In the late 1990s, Harry Abrams launched a human rights complaints against well-known B.C. journalist Doug Collins over columns written by Mr. Collins for Vancouver's North Shore News, in which Mr. Collins, among other things,
...questioned the Holocaust and denounced "Schindler's List" as propaganda.
Earlier this week I was able to contact Mr. Abrams, and he commented as follows on The Moon Report (I have made a few minor stylistic edits to the following):
...if Dr.
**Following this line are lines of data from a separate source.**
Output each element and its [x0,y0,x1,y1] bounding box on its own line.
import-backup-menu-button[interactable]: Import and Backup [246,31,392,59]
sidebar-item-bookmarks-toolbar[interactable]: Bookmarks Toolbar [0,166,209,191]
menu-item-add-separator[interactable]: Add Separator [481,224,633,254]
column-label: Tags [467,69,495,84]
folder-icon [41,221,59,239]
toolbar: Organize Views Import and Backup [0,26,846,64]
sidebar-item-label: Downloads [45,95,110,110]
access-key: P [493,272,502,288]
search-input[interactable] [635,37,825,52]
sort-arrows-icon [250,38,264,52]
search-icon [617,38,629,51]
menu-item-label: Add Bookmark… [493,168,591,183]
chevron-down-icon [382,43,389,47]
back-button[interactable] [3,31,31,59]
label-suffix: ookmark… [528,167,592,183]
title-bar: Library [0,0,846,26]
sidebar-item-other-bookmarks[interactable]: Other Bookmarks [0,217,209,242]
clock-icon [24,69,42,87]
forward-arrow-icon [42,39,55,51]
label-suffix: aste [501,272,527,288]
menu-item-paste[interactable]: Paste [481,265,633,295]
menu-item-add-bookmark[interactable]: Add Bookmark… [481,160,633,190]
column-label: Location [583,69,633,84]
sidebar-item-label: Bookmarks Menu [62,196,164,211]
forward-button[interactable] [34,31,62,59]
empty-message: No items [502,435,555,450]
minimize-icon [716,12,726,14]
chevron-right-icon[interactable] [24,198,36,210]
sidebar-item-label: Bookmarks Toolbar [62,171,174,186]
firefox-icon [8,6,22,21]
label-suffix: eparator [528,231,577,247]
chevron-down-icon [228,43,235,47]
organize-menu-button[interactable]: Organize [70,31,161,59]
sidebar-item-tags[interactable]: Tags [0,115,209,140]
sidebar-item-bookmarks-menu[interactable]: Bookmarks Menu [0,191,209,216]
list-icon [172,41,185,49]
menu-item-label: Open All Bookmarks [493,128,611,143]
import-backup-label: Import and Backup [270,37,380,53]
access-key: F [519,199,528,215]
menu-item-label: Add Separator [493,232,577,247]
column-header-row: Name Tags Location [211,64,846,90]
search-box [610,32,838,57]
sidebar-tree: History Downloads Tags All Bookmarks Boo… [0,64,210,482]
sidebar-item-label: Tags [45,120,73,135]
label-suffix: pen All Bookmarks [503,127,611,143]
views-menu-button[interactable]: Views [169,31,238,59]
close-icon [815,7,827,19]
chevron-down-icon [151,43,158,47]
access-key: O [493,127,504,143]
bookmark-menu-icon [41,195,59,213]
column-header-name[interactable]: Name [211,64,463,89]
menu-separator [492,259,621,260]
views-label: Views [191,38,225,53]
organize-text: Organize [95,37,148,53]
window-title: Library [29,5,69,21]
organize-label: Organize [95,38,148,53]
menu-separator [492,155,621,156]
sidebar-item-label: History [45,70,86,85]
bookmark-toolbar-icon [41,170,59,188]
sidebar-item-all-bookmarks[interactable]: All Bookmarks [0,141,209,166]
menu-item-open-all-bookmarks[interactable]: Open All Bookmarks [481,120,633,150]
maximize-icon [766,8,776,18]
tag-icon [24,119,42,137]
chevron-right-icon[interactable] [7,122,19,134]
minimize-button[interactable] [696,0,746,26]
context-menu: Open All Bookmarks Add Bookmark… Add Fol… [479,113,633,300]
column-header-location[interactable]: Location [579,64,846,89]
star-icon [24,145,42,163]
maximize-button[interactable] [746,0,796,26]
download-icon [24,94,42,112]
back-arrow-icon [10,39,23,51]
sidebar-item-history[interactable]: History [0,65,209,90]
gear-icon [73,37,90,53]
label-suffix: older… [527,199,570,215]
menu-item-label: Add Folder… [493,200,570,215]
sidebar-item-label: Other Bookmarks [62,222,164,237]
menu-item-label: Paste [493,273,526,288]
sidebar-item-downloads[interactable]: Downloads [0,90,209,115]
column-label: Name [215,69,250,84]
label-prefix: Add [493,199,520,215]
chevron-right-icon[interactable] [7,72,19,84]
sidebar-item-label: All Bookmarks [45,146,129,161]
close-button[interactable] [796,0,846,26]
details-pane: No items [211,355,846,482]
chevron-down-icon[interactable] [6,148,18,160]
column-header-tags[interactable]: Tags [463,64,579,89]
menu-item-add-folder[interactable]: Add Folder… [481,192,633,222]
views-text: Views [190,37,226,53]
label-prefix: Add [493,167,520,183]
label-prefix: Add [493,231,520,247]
Moon's recommendations were taken at face value, that would make it open season on the re-publishing of the Protocols of [the Elders of] Zion and more which doesn't specifically call for violence, but has nevertheless been widely recognized as a warrant for genocide.
Similarly, the Nazi era newspaper Der Sturmer, the most infamous newspaper in history did not specifically call for violence, but contained grotesquely hateful material, ALL OF WHICH would according to Dr. Moon be untouchable if his suggestions were to be accepted at face value, because were merely offensive ..
[...]
"..the paper had been filled with charges that Jews were about nefarious deeds everywhere in Germany, posing an immediate threat to each reader..."
Dr. Moon's suggestions also make it fair game for wide distribution of The Turner Diaries and The Hunter, Pierce's novels of violent race war that [influenced white supremacist] Timothy McVeigh, the Oklahoma City bomber. I doubt these books specifically said, after you've read this book, go out and kill black people!" But that's what Pierce intended them for. And that's how they were used.
These books deserve to be studied, and understood, like Hitler's Mein Kampf and other classics of hate literature, but the distribution should be controlled in some way, or at least they should be labelled as classics of hate literature.